L'EEG nella regione del cervello può predire il successo degli antidepressivi
Una nuova ricerca offre la speranza che un intervento non invasivo possa prevedere quali individui risponderanno o meno al trattamento farmacologico per la depressione. Attualmente, dal 10 al 30% delle persone non riesce a rispondere a un ciclo iniziale di assistenza.
I ricercatori hanno scoperto che un elettroencefalogramma o EEG può rilevare l'attività elettrica in una regione del cervello che corrisponde alla risposta di un paziente a un antidepressivo.
La carta appare in JAMA Psychiatry, ed è stato scritto per la prima volta congiuntamente da Diego A. Pizzagalli, Ph.D., e Christian A. Webb, Ph.D.
"Il nostro lavoro mostra che potremmo prevedere la risposta di un paziente a un antidepressivo osservando il livello di attivazione della regione della corteccia cingolata anteriore rostrale (ACC) del cervello utilizzando un EEG", ha detto Pizzagalli.
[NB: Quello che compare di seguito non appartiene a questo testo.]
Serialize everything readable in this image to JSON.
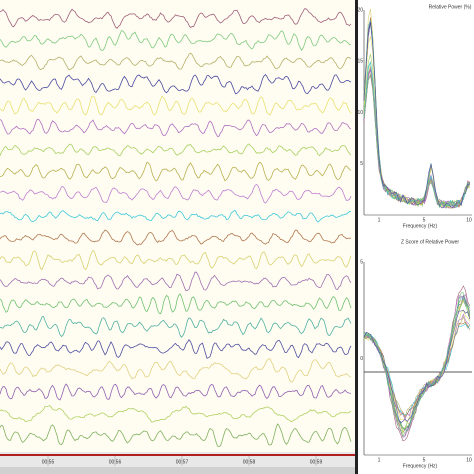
{
  "eeg": {
    "time_labels": [
      "00:55",
      "00:56",
      "00:57",
      "00:58",
      "00:59"
    ],
    "trace_colors": [
      "#a0607a",
      "#7fc97f",
      "#b5b06a",
      "#4a4aa0",
      "#e8e070",
      "#b070c0",
      "#a8d060",
      "#b8b050",
      "#c080d0",
      "#40c8d8",
      "#b07850",
      "#d8d070",
      "#a070b0",
      "#70c070",
      "#50b0a0",
      "#5050a0",
      "#e0d080",
      "#9060b0",
      "#b0d060",
      "#80b060"
    ]
  },
  "spectrum": {
    "title": "Relative Power (%)",
    "x_label": "Frequency (Hz)",
    "y_ticks": [
      "20",
      "15",
      "10",
      "5"
    ],
    "x_ticks": [
      "1",
      "5",
      "10"
    ]
  },
  "zscore": {
    "title": "Z Score of Relative Power",
    "x_label": "Frequency (Hz)",
    "y_ticks": [
      "5",
      "0"
    ],
    "x_ticks": [
      "1",
      "5",
      "10"
    ]
  }
}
Pizzagalli è direttore del McLean Hospital Imaging Center. Webb è un assistente professore presso la Harvard Medical School e direttore del Treatment and Etiology of Depression in Youth Laboratory.
Nello studio, i ricercatori hanno scoperto che alcuni marcatori nel cervello potrebbero consentire ai medici di identificare i pazienti con una probabilità alta o bassa di rispondere a determinati trattamenti per la depressione. Webb ha affermato che questo è il primo studio a dimostrare che l'attività in questa regione del cervello predice la probabilità di risposta al trattamento al di sopra e al di là di quanto suggerito dalle caratteristiche cliniche e demografiche.
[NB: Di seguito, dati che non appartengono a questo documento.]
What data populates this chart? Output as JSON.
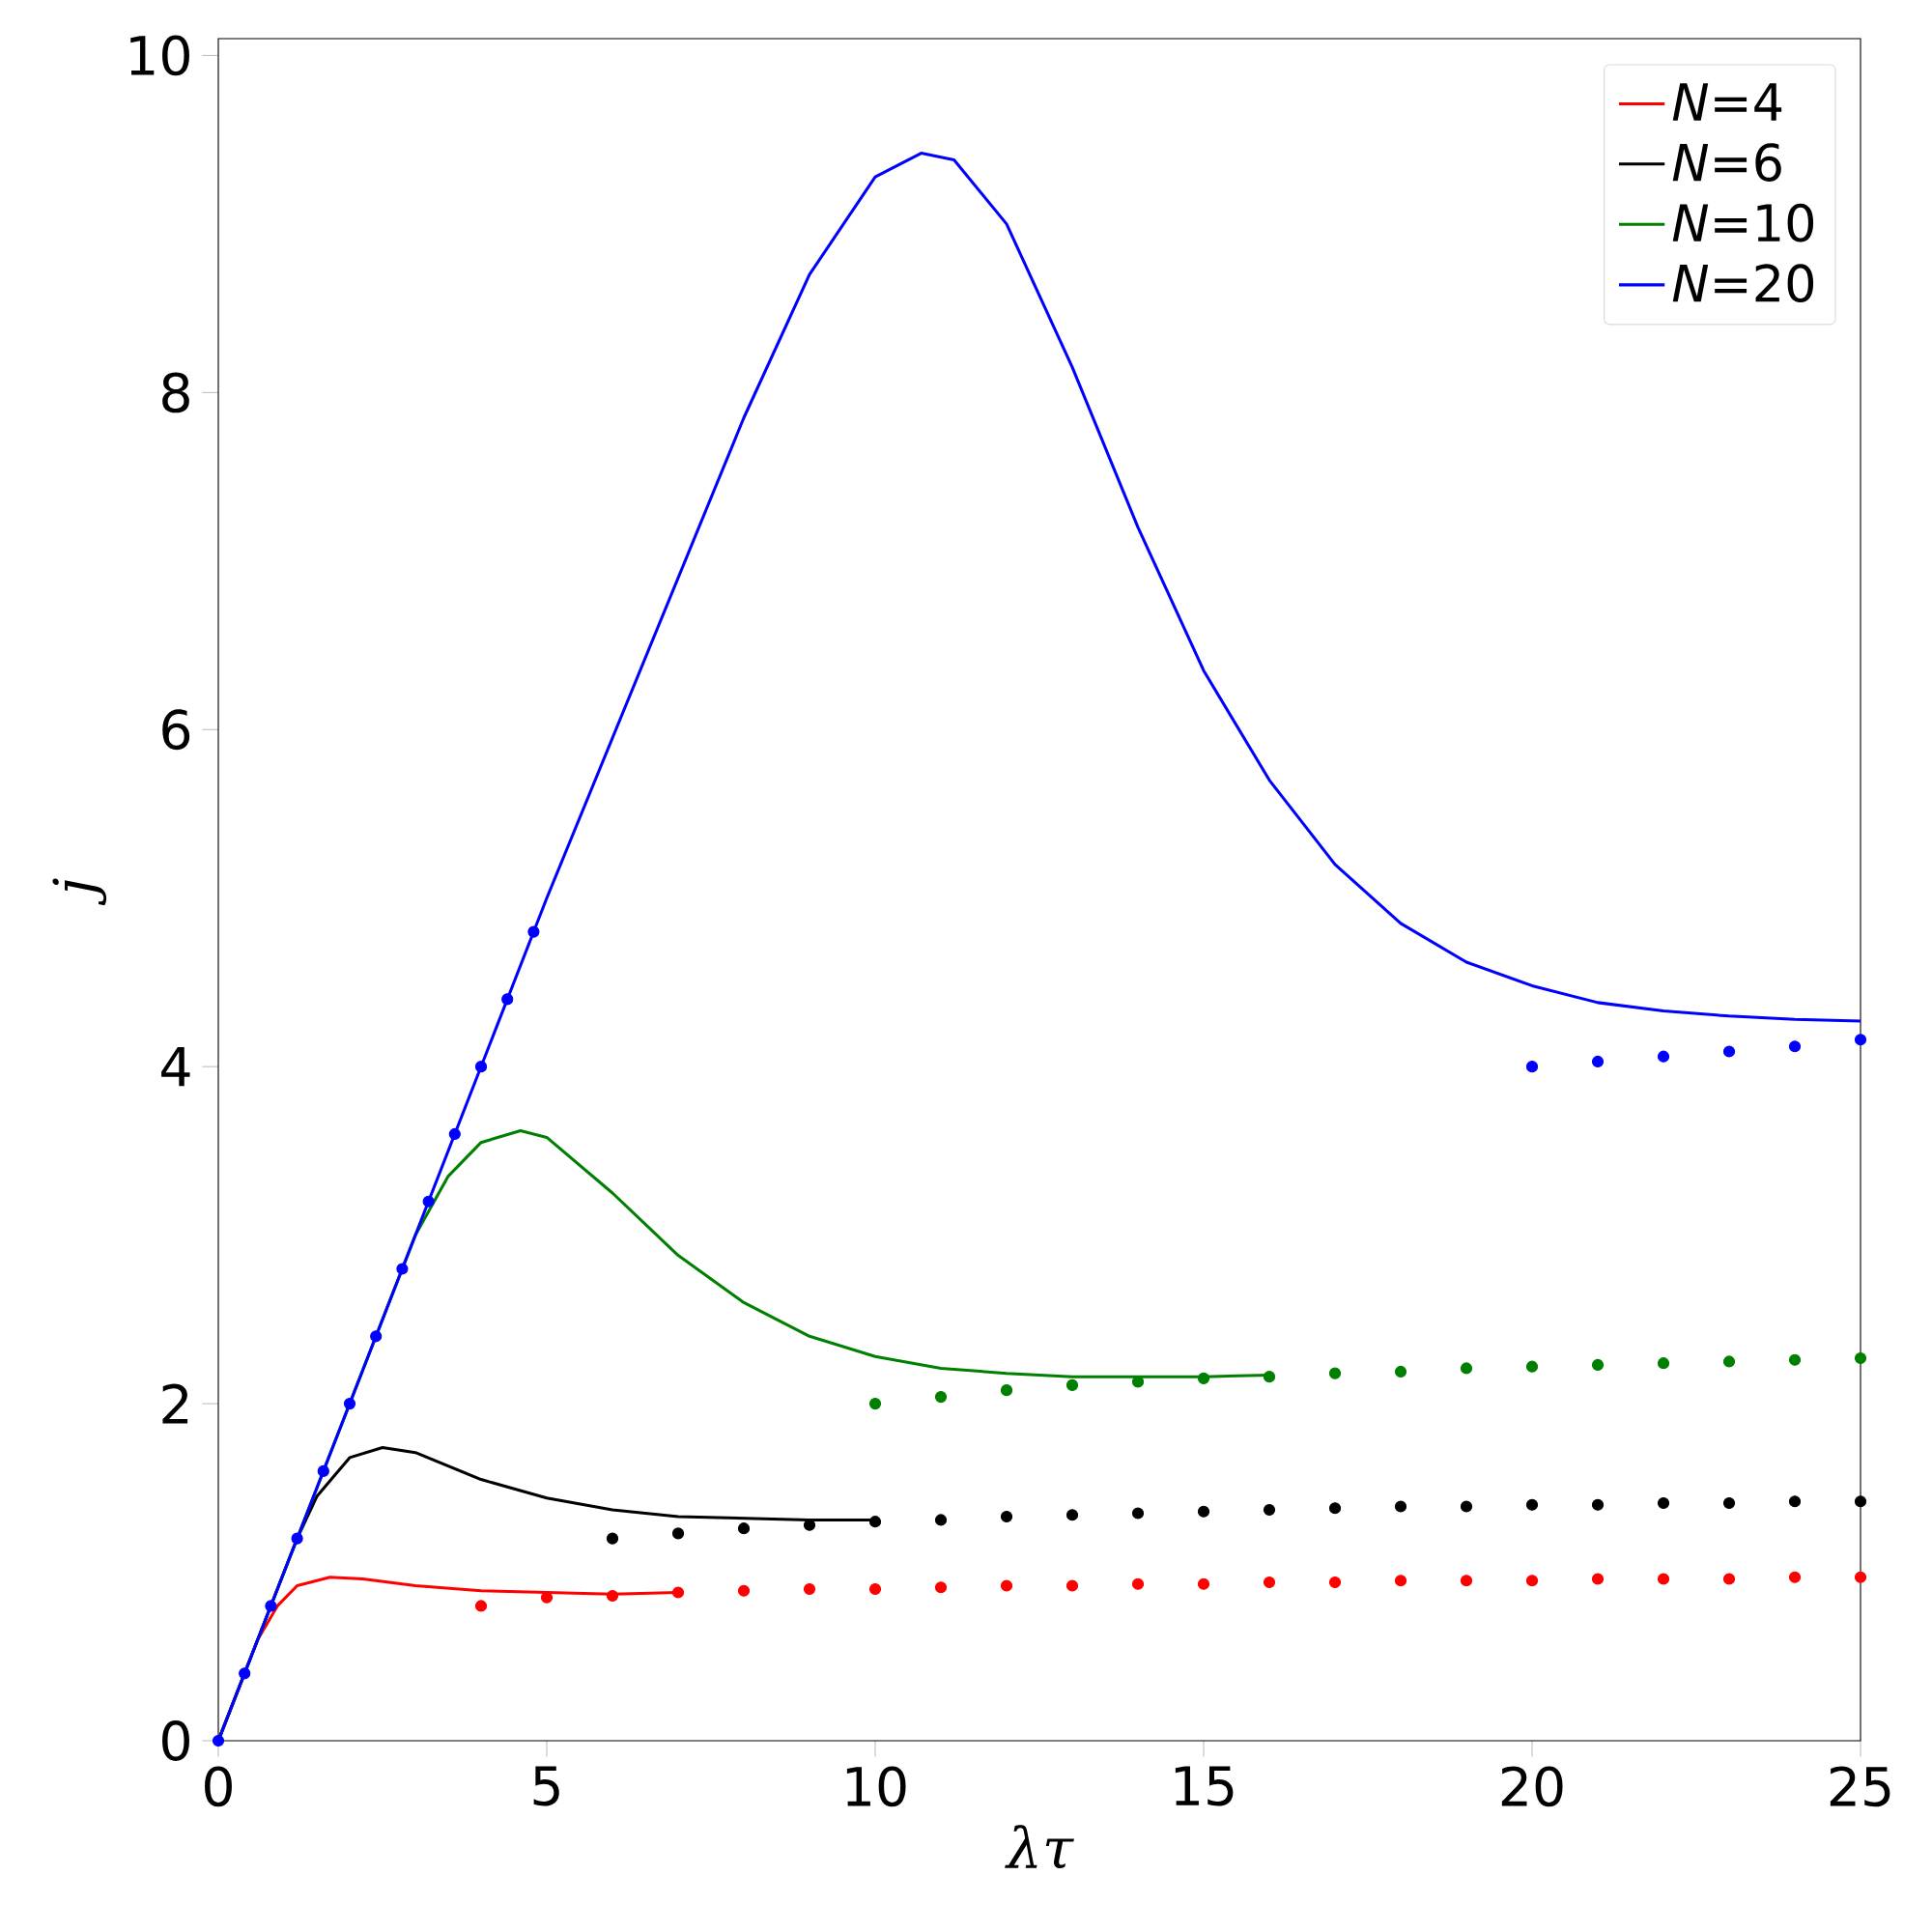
{
  "chart_data": {
    "type": "line",
    "xlabel": "\\lambda\\tau",
    "ylabel": "j",
    "xlim": [
      0,
      25
    ],
    "ylim": [
      0,
      10.1
    ],
    "xticks": [
      0,
      5,
      10,
      15,
      20,
      25
    ],
    "yticks": [
      0,
      2,
      4,
      6,
      8,
      10
    ],
    "legend": "top right",
    "grid": false,
    "series": [
      {
        "name": "*N*=4",
        "color": "#ff0000",
        "marker": "none",
        "x": [
          0,
          0.3,
          0.6,
          0.9,
          1.2,
          1.7,
          2.2,
          3,
          4,
          5,
          6,
          7
        ],
        "values": [
          0,
          null,
          0.6,
          0.8,
          0.92,
          0.97,
          0.96,
          0.92,
          0.89,
          0.88,
          0.87,
          0.88
        ]
      },
      {
        "name": "*N*=6",
        "color": "#000000",
        "marker": "none",
        "x": [
          0,
          0.6,
          1.2,
          1.5,
          2,
          2.5,
          3,
          4,
          5,
          6,
          7,
          8,
          9,
          10
        ],
        "values": [
          0,
          0.6,
          1.2,
          1.45,
          1.68,
          1.74,
          1.71,
          1.55,
          1.44,
          1.37,
          1.33,
          1.32,
          1.31,
          1.31
        ]
      },
      {
        "name": "*N*=10",
        "color": "#008000",
        "marker": "none",
        "x": [
          0,
          1.5,
          3,
          3.5,
          4,
          4.6,
          5,
          6,
          7,
          8,
          9,
          10,
          11,
          12,
          13,
          14,
          15,
          16
        ],
        "values": [
          0,
          1.5,
          3,
          3.35,
          3.55,
          3.62,
          3.58,
          3.25,
          2.88,
          2.6,
          2.4,
          2.28,
          2.21,
          2.18,
          2.16,
          2.16,
          2.16,
          2.17
        ]
      },
      {
        "name": "*N*=20",
        "color": "#0000ff",
        "marker": "none",
        "x": [
          0,
          5,
          6,
          7,
          8,
          9,
          10,
          10.7,
          11.2,
          12,
          13,
          14,
          15,
          16,
          17,
          18,
          19,
          20,
          21,
          22,
          23,
          24,
          25
        ],
        "values": [
          0,
          5,
          5.95,
          6.9,
          7.85,
          8.7,
          9.28,
          9.42,
          9.38,
          9.0,
          8.15,
          7.2,
          6.35,
          5.7,
          5.2,
          4.85,
          4.62,
          4.48,
          4.38,
          4.33,
          4.3,
          4.28,
          4.27
        ]
      },
      {
        "color": "#ff0000",
        "type": "scatter",
        "marker": "circle",
        "x": [
          4,
          5,
          6,
          7,
          8,
          9,
          10,
          11,
          12,
          13,
          14,
          15,
          16,
          17,
          18,
          19,
          20,
          21,
          22,
          23,
          24,
          25
        ],
        "values": [
          0.8,
          0.85,
          0.86,
          0.88,
          0.89,
          0.9,
          0.9,
          0.91,
          0.92,
          0.92,
          0.93,
          0.93,
          0.94,
          0.94,
          0.95,
          0.95,
          0.95,
          0.96,
          0.96,
          0.96,
          0.97,
          0.97
        ]
      },
      {
        "color": "#000000",
        "type": "scatter",
        "marker": "circle",
        "x": [
          6,
          7,
          8,
          9,
          10,
          11,
          12,
          13,
          14,
          15,
          16,
          17,
          18,
          19,
          20,
          21,
          22,
          23,
          24,
          25
        ],
        "values": [
          1.2,
          1.23,
          1.26,
          1.28,
          1.3,
          1.31,
          1.33,
          1.34,
          1.35,
          1.36,
          1.37,
          1.38,
          1.39,
          1.39,
          1.4,
          1.4,
          1.41,
          1.41,
          1.42,
          1.42
        ]
      },
      {
        "color": "#008000",
        "type": "scatter",
        "marker": "circle",
        "x": [
          10,
          11,
          12,
          13,
          14,
          15,
          16,
          17,
          18,
          19,
          20,
          21,
          22,
          23,
          24,
          25
        ],
        "values": [
          2.0,
          2.04,
          2.08,
          2.11,
          2.13,
          2.15,
          2.16,
          2.18,
          2.19,
          2.21,
          2.22,
          2.23,
          2.24,
          2.25,
          2.26,
          2.27
        ]
      },
      {
        "color": "#0000ff",
        "type": "scatter",
        "marker": "circle",
        "x": [
          0,
          0.4,
          0.8,
          1.2,
          1.6,
          2.0,
          2.4,
          2.8,
          3.2,
          3.6,
          4.0,
          4.4,
          4.8
        ],
        "values": [
          0,
          0.4,
          0.8,
          1.2,
          1.6,
          2.0,
          2.4,
          2.8,
          3.2,
          3.6,
          4.0,
          4.4,
          4.8
        ]
      },
      {
        "color": "#0000ff",
        "type": "scatter",
        "marker": "circle",
        "x": [
          20,
          21,
          22,
          23,
          24,
          25
        ],
        "values": [
          4.0,
          4.03,
          4.06,
          4.09,
          4.12,
          4.16
        ]
      }
    ]
  }
}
Per questo studio, il team si è basato sul lavoro precedente di Pizzagalli che mostrava che le registrazioni EEG dell'attività ACC potevano prevedere la risposta finale. "In quello studio precedente, abbiamo visto che maggiore è l'attività prima dell'inizio del trattamento, migliore è la risposta clinica mesi dopo", ha osservato Pizzagalli.
Per il nuovo studio, più di 300 pazienti sono stati testati in quattro siti negli Stati Uniti, utilizzando la sertralina (marchio Zoloft) per il gruppo di trattamento. "Abbiamo dimostrato che il marker cerebrale prediceva la risposta clinica otto settimane dopo, anche quando controllava statisticamente i dati demografici e le variabili cliniche precedentemente collegate alla risposta al trattamento", ha detto Pizzagalli.
"Per coloro che hanno il marker di una buona risposta, un medico potrebbe dire ai pazienti che hanno un'alta probabilità di beneficiare dell'intervento e che dovrebbero rimanere impegnati nel trattamento", ha spiegato.
Al contrario, ha detto, per i pazienti con il marker di bassa risposta, "i medici potrebbero decidere di iniziare con un trattamento più aggressivo all'inizio, come una combinazione di farmacologia e psicoterapia e, cosa importante, monitorare questi pazienti più da vicino".
Presto Webb, Pizzagalli ei loro colleghi pianificano di implementare questi approcci sui pazienti del McLean Hospital per determinare se possono portare a previsioni specifiche per il trattamento.
"La nostra visione è determinare se una combinazione ottimale di marcatori - comprese le caratteristiche cerebrali ma anche cliniche e demografiche - potrebbe permetterci di prevedere la risposta al farmaco A ma non al farmaco B o alla psicoterapia, per esempio", ha spiegato Webb.
Inoltre, se un marker ACC prevede una risposta migliore, i ricercatori potrebbero sviluppare un allenamento cognitivo che si rivolge specificamente a questa regione, che potrebbe aumentare l'attivazione del cervello per accelerare o aumentare la risposta a interventi più tradizionali.
Pizzagalli e il suo team sperano di impegnarsi in ulteriori ricerche su questo concetto testando pazienti con disturbo depressivo maggiore.